Geopolitical Undercurrents and India’s Energy Lifeline
The federal government on Tuesday activated the “Essential Commodities Act” to ensure a consistent supply of liquefied petroleum gas (LPG) for its 1.4 billion citizens. This legislation empowers the government to regulate the production, storage, and transport of vital goods, aiming to shield consumers from price manipulation and artificial shortages.
India, heavily reliant on energy imports, sources approximately 85% of its oil and nearly half of its natural gas from international markets. A significant portion of these crucial supplies—around 50% of its oil and 55% of its liquefied natural gas (LNG) shipments—traverse the strategically vital Strait of Hormuz.

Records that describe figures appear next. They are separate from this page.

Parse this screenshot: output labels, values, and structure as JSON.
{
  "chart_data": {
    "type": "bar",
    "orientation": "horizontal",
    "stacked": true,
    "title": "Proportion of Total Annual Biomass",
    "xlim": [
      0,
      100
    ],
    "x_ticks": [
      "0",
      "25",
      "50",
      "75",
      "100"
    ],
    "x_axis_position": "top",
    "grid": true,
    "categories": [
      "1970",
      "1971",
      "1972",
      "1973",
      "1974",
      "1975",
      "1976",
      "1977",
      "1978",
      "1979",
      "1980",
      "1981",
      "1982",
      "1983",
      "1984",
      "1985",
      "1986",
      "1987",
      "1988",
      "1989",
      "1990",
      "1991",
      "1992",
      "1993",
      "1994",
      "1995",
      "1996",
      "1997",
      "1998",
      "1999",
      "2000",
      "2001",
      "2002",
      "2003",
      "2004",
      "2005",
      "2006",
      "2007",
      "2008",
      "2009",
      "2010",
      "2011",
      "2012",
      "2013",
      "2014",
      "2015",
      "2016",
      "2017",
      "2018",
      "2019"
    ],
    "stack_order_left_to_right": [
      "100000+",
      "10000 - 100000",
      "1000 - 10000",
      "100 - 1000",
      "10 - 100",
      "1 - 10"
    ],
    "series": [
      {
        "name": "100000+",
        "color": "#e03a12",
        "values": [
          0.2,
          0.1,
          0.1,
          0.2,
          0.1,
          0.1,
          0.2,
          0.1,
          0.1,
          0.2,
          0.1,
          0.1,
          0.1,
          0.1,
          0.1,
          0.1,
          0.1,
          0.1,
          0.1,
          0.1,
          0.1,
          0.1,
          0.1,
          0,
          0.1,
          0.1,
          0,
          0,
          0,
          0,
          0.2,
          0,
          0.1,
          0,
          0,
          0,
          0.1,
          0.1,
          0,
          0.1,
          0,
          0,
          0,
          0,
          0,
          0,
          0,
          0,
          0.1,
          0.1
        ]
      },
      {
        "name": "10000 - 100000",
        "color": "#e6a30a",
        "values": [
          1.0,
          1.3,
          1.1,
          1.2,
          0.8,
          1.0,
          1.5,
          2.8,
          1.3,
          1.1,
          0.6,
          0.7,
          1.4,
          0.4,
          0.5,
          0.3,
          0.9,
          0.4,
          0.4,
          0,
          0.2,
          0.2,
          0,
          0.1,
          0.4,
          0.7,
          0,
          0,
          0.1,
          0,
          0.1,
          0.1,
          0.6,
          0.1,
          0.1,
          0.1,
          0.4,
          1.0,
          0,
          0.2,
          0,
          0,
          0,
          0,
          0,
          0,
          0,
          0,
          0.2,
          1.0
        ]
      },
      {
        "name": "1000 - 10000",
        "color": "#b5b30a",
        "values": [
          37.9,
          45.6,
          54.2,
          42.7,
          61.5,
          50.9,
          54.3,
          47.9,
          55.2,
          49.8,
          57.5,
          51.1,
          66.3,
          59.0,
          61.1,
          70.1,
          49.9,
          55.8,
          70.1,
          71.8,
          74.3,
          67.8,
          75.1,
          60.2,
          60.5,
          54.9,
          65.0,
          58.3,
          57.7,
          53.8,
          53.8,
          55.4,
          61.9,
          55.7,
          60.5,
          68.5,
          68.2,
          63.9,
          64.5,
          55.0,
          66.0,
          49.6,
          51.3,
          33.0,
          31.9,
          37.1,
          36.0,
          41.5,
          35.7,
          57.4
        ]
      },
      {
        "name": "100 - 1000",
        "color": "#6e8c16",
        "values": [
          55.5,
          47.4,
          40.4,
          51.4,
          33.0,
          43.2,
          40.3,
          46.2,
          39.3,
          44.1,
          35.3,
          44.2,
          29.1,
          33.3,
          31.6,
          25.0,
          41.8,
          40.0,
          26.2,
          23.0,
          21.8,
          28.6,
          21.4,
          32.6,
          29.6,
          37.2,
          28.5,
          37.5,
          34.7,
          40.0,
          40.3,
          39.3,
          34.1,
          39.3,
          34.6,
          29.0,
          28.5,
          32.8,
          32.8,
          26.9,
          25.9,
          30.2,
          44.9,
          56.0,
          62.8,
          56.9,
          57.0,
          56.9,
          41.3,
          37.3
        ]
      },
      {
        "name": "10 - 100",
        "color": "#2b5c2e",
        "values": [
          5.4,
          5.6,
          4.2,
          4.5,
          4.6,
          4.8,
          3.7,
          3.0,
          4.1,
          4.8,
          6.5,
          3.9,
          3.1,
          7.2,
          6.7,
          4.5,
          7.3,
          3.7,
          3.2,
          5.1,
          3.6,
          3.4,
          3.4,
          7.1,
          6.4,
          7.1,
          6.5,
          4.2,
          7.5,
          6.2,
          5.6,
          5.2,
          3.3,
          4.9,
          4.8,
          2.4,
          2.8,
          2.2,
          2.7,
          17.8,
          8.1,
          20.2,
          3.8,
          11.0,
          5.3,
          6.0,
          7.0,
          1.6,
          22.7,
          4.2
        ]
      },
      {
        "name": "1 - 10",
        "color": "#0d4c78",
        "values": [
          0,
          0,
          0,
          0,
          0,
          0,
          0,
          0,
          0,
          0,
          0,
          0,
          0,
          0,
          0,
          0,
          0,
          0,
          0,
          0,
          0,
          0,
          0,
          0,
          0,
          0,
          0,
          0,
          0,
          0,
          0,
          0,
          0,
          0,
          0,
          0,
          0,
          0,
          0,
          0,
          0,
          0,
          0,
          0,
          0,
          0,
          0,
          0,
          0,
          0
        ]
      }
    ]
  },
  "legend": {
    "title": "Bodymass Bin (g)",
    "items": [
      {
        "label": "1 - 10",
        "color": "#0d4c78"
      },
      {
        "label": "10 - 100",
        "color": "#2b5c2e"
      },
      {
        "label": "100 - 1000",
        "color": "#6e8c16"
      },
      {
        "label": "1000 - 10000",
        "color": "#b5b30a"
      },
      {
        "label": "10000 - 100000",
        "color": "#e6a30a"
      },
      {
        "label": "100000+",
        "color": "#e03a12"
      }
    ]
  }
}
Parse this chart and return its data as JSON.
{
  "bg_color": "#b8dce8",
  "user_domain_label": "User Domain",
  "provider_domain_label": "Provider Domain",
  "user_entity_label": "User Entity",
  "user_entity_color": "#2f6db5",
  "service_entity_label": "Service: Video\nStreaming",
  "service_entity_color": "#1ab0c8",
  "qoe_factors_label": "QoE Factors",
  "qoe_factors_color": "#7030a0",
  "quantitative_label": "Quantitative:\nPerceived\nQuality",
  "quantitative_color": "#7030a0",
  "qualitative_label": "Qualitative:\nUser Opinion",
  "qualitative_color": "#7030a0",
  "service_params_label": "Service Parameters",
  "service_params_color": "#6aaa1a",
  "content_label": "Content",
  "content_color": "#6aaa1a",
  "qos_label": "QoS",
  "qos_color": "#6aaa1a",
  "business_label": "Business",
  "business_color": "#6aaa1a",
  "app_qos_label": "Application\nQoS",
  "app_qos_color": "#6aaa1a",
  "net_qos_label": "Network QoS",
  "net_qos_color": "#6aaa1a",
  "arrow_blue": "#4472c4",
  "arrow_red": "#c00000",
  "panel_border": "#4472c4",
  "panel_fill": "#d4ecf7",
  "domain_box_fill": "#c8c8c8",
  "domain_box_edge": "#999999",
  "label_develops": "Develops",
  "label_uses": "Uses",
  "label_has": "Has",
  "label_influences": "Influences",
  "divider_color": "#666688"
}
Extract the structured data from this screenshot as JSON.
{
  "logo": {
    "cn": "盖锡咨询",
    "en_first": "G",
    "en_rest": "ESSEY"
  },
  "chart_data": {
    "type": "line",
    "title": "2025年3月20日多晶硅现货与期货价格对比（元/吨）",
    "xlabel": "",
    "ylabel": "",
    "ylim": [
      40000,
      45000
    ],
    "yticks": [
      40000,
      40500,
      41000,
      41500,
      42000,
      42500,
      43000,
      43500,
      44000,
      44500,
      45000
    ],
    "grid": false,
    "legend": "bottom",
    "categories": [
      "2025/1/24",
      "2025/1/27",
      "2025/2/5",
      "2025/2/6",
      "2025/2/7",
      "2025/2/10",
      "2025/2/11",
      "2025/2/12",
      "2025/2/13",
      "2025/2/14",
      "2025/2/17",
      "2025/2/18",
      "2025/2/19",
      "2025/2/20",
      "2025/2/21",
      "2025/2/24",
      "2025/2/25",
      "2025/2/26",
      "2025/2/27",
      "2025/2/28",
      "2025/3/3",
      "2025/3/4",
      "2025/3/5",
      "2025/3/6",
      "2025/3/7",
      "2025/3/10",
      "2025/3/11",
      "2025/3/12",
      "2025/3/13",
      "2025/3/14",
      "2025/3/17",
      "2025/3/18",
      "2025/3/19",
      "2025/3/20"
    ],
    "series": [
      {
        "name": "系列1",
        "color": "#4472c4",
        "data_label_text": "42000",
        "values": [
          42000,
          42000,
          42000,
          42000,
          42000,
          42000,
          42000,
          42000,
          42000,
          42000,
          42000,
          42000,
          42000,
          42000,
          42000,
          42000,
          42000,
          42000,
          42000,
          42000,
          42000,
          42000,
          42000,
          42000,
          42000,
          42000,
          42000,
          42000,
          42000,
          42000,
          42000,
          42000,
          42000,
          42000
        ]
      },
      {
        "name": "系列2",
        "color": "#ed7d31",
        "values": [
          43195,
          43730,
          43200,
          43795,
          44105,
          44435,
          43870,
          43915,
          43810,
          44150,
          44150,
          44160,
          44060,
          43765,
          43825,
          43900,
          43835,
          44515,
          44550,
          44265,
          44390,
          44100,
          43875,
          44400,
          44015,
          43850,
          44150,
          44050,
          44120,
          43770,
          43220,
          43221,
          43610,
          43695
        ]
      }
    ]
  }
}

The current disruptions are directly linked to escalating geopolitical tensions in the Middle East, which have significantly impacted shipping activities in the Strait of Hormuz. This instability has placed immense strain on global energy supply chains, forcing India to recalibrate its energy security strategy.
Government’s Emergency Directives
In response, the federal government has issued directives to refineries and petrochemical units, instructing them to boost LPG production and reallocate primary hydrocarbon streams towards LPG reserves. Oil refining companies have also been ordered to mitigate the impact of LNG supply disruptions wherever feasible.
Furthermore, the government has mandated a strict prioritization scheme for gas distribution. Households and transport vehicles will receive the highest priority for LPG supply. Following this, fertilizer plants, crucial for agricultural productivity, are slated to receive 70% of their current gas consumption. The third tier of prioritization includes tea, manufacturing, and other industrial consumers, who will maintain supply at 80% of their existing consumption levels. Smaller industrial and commercial customers will also receive 80% of their current supply.
Economic Ripple Effect: Hospitality Sector Under Pressure
The emergency measures come in the wake of mounting energy costs and constricted supply, which have already forced hotels and restaurants in key cities like Bengaluru (the nation’s IT hub) and Mumbai (the financial capital) to announce closures or significantly curtailed operations starting Tuesday.
Industry representatives have voiced concerns, noting that most restaurants typically hold only two to three days’ worth of raw material inventory. This limited buffer means that any sustained disruption in supply can rapidly cripple their operations. Recognizing the immediate crisis in the hospitality sector following a sudden shortage of LPG cylinders, the Ministry of Petroleum has established a committee to investigate and address these urgent supply issues.